Blessed month for movie lovers
Thematically, Ang Lee has infused his movie with such nuance and subtlety that one can believe whatever version, or combination thereof, one chooses. He was not proselytizing for religion, but nudging movie-viewers to have faith in the good common to us all. Even if you saw only a Disney version of the story and were totally oblivious to the evils in the world, that says something good about yourself as well. The debate, not the conclusion, is the fruit of the narrative design.

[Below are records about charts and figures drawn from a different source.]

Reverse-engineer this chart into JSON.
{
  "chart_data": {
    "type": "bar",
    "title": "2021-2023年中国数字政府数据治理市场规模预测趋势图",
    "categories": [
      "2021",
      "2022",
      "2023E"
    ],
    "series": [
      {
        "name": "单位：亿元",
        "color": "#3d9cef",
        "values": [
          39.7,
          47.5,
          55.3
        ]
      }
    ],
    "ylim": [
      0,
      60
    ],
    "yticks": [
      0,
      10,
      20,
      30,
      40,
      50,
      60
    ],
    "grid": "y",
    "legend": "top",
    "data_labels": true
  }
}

I believe that Feng Xiaogang's Back to 1942 tells the same story - thematically speaking - as Life of Pi. They are two sides of the same coin. Both touch on cannibalism, faith, good versus evil, and use an outsider as a narrator. What Lee hints, Feng elaborates on. Likewise, Pi's adventure on the surreally beautiful ocean is boiled down in the last scene of 1942 when the starving protagonist limps toward his hometown to die and stumbles upon an orphan girl at the roadside, whose survival is embodied in the cryptic voiceover of what turns out to be her grandson.
The Last Supper, Lu Chuan's latest feature, resembles Feng's 1942 in the sense that both present history with a new twist. While Feng digs out a forgotten chapter in China's not-too-distant past, Lu retells the oft-repeated tale of 2,000 years ago, when Liu Bang and Xiang Yu attempt to outsmart each other to topple and succeed the despotic First Emperor Qin.

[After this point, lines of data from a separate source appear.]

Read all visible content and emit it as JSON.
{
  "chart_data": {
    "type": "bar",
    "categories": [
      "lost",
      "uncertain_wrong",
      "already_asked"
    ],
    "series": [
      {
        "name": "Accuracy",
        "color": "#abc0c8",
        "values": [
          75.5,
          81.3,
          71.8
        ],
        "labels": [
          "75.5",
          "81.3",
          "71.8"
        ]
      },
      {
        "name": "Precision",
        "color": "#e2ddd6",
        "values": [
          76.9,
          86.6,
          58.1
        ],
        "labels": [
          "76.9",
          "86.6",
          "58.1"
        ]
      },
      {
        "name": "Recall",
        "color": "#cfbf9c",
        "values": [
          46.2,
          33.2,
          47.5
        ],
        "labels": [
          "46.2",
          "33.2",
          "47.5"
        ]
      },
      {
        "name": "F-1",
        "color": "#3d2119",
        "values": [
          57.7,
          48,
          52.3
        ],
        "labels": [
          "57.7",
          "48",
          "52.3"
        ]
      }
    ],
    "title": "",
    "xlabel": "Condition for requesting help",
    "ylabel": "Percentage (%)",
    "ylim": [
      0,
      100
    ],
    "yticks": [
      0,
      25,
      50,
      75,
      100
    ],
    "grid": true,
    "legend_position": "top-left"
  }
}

Lu completely eschews the melodrama and brings out the dark psyche of the main character. Liu Bang in this version is Shakespearean in portrayal - grand one moment and humble the next, and full of caprice and paranoia. The second half of the film is about a ruler who has no opponent except his own sick mind. The way he persecutes his loyal ministers who helped him obtain the throne is a chilling reminder of the corrupting power of the throne, as exhibited nonstop down the corridor of history.
If you wonder where evil comes from, the three movies actually point to the same direction: the mind that is out of control of human decency, either by chance or by design.